In this study, we sought to understand how digital niches can act as social realities for those within an informal science community. We explored three research questions concerning messaging elements, interaction with messages based upon post type, and the relationship between the social media environment and engagement with messages, their elements, and post types. We addressed how such messaging elements and post types can seed and support interactions as shared conventions in informal digital science learning spaces. We found that within the niche of Facebook, the design element of hashtags led to significantly higher interaction than messages with URLs. The use of message elements on Facebook, in particular, hashtags, should be considered a best practice for informal science learning as they play a key role in increasing interactions within this niche. In contrast, on Twitter, hashtags tended to reduce interaction when used alone, but when utilized with the additional elements of URLs or URLs and mentions, engagement rates were higher. Therefore, for Twitter, best practice should involve the use of hashtags in combination with other elements that provide further information. For Facebook, we found that information posts had higher engagement rates than opportunity posts, which indicates that Facebook interacted with posts that were of general usage to them. These findings can be explained by current research in the field of informal science learning, which recognizes the process as an interest-based activity (Falk and Dierking 2013).

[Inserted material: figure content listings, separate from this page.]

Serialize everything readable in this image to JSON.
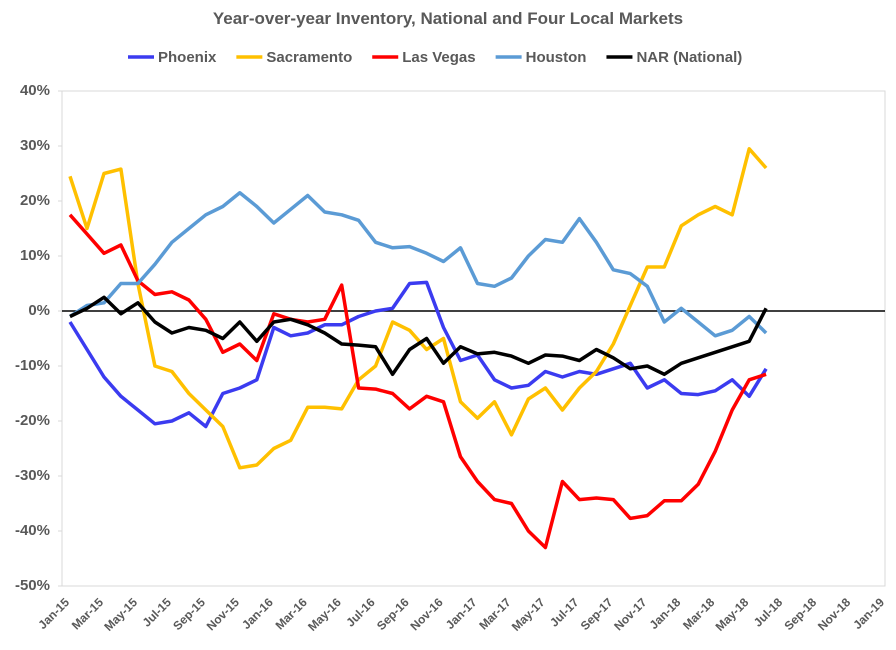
{
  "chart_data": {
    "type": "line",
    "title": "Year-over-year Inventory, National and Four Local Markets",
    "categories": [
      "Jan-15",
      null,
      "Mar-15",
      null,
      "May-15",
      null,
      "Jul-15",
      null,
      "Sep-15",
      null,
      "Nov-15",
      null,
      "Jan-16",
      null,
      "Mar-16",
      null,
      "May-16",
      null,
      "Jul-16",
      null,
      "Sep-16",
      null,
      "Nov-16",
      null,
      "Jan-17",
      null,
      "Mar-17",
      null,
      "May-17",
      null,
      "Jul-17",
      null,
      "Sep-17",
      null,
      "Nov-17",
      null,
      "Jan-18",
      null,
      "Mar-18",
      null,
      "May-18",
      null,
      "Jul-18",
      null,
      "Sep-18",
      null,
      "Nov-18",
      null,
      "Jan-19"
    ],
    "series": [
      {
        "name": "Phoenix",
        "color": "#3b3bf0",
        "values": [
          -2,
          -7,
          -12,
          -15.5,
          -18,
          -20.5,
          -20,
          -18.5,
          -21,
          -15,
          -14,
          -12.5,
          -3,
          -4.5,
          -4,
          -2.5,
          -2.5,
          -1,
          0,
          0.5,
          5,
          5.2,
          -3,
          -9,
          -8,
          -12.5,
          -14,
          -13.5,
          -11,
          -12,
          -11,
          -11.5,
          -10.5,
          -9.5,
          -14,
          -12.5,
          -15,
          -15.2,
          -14.5,
          -12.5,
          -15.5,
          -10.5,
          null,
          null,
          null,
          null,
          null,
          null,
          null
        ]
      },
      {
        "name": "Sacramento",
        "color": "#ffc000",
        "values": [
          24.5,
          15,
          25,
          25.8,
          5,
          -10,
          -11,
          -15,
          -18,
          -21,
          -28.5,
          -28,
          -25,
          -23.5,
          -17.5,
          -17.5,
          -17.8,
          -12.5,
          -10,
          -2,
          -3.5,
          -7,
          -5,
          -16.5,
          -19.5,
          -16.5,
          -22.5,
          -16,
          -14,
          -18,
          -14,
          -11,
          -6,
          1,
          8,
          8,
          15.5,
          17.5,
          19,
          17.5,
          29.5,
          26,
          null,
          null,
          null,
          null,
          null,
          null,
          null
        ]
      },
      {
        "name": "Las Vegas",
        "color": "#ff0000",
        "values": [
          17.5,
          14,
          10.5,
          12,
          5.5,
          3,
          3.5,
          2,
          -1.5,
          -7.5,
          -6,
          -9,
          -0.5,
          -1.5,
          -2,
          -1.5,
          4.7,
          -14,
          -14.2,
          -15,
          -17.8,
          -15.5,
          -16.5,
          -26.5,
          -31,
          -34.3,
          -35,
          -40,
          -43,
          -31,
          -34.3,
          -34,
          -34.3,
          -37.7,
          -37.2,
          -34.5,
          -34.5,
          -31.5,
          -25.5,
          -18,
          -12.5,
          -11.5,
          null,
          null,
          null,
          null,
          null,
          null,
          null
        ]
      },
      {
        "name": "Houston",
        "color": "#5b9bd5",
        "values": [
          -1,
          1,
          1.5,
          5,
          5,
          8.5,
          12.5,
          15,
          17.5,
          19,
          21.5,
          19,
          16,
          18.5,
          21,
          18,
          17.5,
          16.5,
          12.5,
          11.5,
          11.7,
          10.5,
          9,
          11.5,
          5,
          4.5,
          6,
          10,
          13,
          12.5,
          16.8,
          12.5,
          7.5,
          6.8,
          4.5,
          -2,
          0.5,
          -2,
          -4.5,
          -3.5,
          -1,
          -4,
          null,
          null,
          null,
          null,
          null,
          null,
          null
        ]
      },
      {
        "name": "NAR (National)",
        "color": "#000000",
        "values": [
          -1,
          0.5,
          2.5,
          -0.5,
          1.5,
          -2,
          -4,
          -3,
          -3.5,
          -5,
          -2,
          -5.5,
          -2,
          -1.5,
          -2.5,
          -4,
          -6,
          -6.2,
          -6.5,
          -11.5,
          -7,
          -5,
          -9.5,
          -6.5,
          -7.8,
          -7.5,
          -8.2,
          -9.5,
          -8,
          -8.2,
          -9,
          -7,
          -8.5,
          -10.5,
          -10,
          -11.5,
          -9.5,
          -8.5,
          -7.5,
          -6.5,
          -5.5,
          0.5,
          null,
          null,
          null,
          null,
          null,
          null,
          null
        ]
      }
    ],
    "ylim": [
      -50,
      40
    ],
    "yticks": [
      {
        "value": -50,
        "label": "-50%"
      },
      {
        "value": -40,
        "label": "-40%"
      },
      {
        "value": -30,
        "label": "-30%"
      },
      {
        "value": -20,
        "label": "-20%"
      },
      {
        "value": -10,
        "label": "-10%"
      },
      {
        "value": 0,
        "label": "0%"
      },
      {
        "value": 10,
        "label": "10%"
      },
      {
        "value": 20,
        "label": "20%"
      },
      {
        "value": 30,
        "label": "30%"
      },
      {
        "value": 40,
        "label": "40%"
      }
    ],
    "grid": false
  }
}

Social media messaging can support science learning in informal spaces, offering the possibility for new or sustained science-related discourse. Message elements and posts that visually illustrate scientific practice are tools for achieving this outcome, but their effectiveness varies based upon the kinds of interactions they afford and the niche they are used in. Social media managers, teachers, or anyone hoping to create content should be mindful of these issues as well as the marketing trap of only using social media to inform. Purposefully designed messages that connect with people’s science interests, but also provide a need for interaction can produce rich interactions and sustained conversations. For educational researchers, this study provides initial evidence for benchmarking messages for this genre and indicates a pathway for developing and examining social media as an educational component of informal science learning.

Future Research Directions

All content, regardless of social media niche, competes for attention and interaction in this age of constant digital marketing. By providing evidence for which messaging elements and post types within which niches produce higher behavioral engagement, researchers and practitioners can integrate such practices into their own research. By determining engaging messaging elements and post types, scientists and informal educators can work to build messages that highlight key science issues while reaching diverse networks. Robust explorations of this could involve qualitative studies of practice-based post types, in which participants from across the continuum of paleontological expertise are interviewed to understand how different types of social media messages can allow for the construction of shared meaning-making around scientific topics. Future work in designing, developing, and analyzing scientific social media could examine this topic more fully.